Graduate: Alicia Garza, College of Ethnic Studies
Alicia Garza will receive a master’s of arts degree in ethnic studies. While a graduate student at SF State, she co-founded Black Lives Matter, an internationally recognized organization that began in 2013 to fight violence and racism toward black people. BLM began after the acquittal of George Zimmerman in the shooting death of teenager Trayvon Martin in Florida. It has since grown to an international network of more than 40 chapters across North America and the United Kingdom. Garza said it took her eight years to finish her master’s degree, partly because she had so many other projects going on. Her thesis was titled “None of us are free until all of us are free” and looked at how intersectionality has impacted the black radical tradition. Garza’s work “solidifies SF State’s historical legacy as being on the cutting edge of social justice movements,” said SF State Professor of Africana Studies Dawn Elissa Fischer, one of Garza’s faculty mentors.
Honorary doctorate degree recipients
Peter Casey graduated from San Francisco State in 1975 with a B.A. in radio and television. Inspired by a TV writing course he took during his senior year, Casey moved to Los Angeles and embarked on a path that led to a career writing, creating and producing some of the most beloved TV comedies of all time. He found his first job at the legendary Paramount Studios selling sandwiches, but he also used his time wisely to write spec scripts. Eventually one of those scripts sold to the sitcom “The Jeffersons,” leading Casey to a full-time job as a writer and producer on the show for six seasons. He later wrote for the popular TV comedy, “Cheers,” created the TV sitcom, “Wings,” and co-created and produced the iconic hit TV comedy, “Frasier.” During his career, Casey personally earned 14 Emmy nominations and seven wins, and over the years, he’s remained engaged with SF State. He hosted an alumni event on the set of “Frasier,” speaks to television writing classes and served on the SF State Foundation Board. In 2006, he donated five of his Emmy statuettes, which are proudly displayed in the Administration Building lobby.
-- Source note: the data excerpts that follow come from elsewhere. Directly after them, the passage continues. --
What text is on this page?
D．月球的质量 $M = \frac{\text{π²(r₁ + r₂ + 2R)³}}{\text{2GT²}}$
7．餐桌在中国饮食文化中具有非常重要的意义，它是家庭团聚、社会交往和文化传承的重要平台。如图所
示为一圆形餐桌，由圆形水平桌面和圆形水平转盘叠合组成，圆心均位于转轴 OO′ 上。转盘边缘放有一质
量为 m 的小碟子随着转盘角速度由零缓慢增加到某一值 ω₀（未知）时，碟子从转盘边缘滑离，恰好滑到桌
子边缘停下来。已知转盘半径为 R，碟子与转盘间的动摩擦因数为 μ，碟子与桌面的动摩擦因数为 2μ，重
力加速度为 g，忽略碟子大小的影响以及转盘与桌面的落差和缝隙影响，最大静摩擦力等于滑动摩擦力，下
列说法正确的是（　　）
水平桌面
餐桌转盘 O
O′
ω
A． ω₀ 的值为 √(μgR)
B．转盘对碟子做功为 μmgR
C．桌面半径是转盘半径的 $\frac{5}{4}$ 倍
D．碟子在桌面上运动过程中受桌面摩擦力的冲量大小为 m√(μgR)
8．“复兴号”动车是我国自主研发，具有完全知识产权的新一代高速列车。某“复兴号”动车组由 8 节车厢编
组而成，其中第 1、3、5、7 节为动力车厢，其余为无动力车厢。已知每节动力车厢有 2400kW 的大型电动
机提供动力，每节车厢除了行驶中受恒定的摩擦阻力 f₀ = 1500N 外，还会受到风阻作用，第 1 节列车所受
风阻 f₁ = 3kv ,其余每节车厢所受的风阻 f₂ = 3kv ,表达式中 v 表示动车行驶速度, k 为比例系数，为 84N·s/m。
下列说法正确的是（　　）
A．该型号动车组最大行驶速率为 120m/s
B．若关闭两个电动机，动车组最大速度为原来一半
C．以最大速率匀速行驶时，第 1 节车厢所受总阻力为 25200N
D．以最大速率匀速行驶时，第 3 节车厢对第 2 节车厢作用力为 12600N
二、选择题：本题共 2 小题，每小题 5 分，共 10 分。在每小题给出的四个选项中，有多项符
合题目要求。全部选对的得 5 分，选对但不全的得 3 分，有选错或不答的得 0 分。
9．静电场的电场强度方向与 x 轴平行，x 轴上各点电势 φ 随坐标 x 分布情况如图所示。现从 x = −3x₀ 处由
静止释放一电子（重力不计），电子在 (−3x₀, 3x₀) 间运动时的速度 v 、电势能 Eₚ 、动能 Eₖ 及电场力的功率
One of the most popular recording artists of all time, Johnny Mathis has sold more than 100 million records worldwide. His renditions of songs like “Misty” and “Chances Are” have become standards and his first “Greatest Hits” album (the first Greatest Hits Album of any artist) stayed on the Billboard charts for a record-smashing 490 weeks. Mathis entered SF State in 1954 on an athletic scholarship and became a track star, but two years later chose a recording career after Columbia Records offered him his first recording session. He went on to record 77 studio albums and has received five Grammy nominations. Mathis credits his training as an athlete for the longevity of his singing career. Though today he is best known for his music, his accomplishments as an athlete remain celebrated. Each spring, SF State hosts the “Johnny Mathis Invitational,” a track and field meet that brings hundreds of college athletes to the University. A generous alumnus, Mathis established and supports the Johnny Mathis Track and Field Scholarship to provide scholarships to student athletes.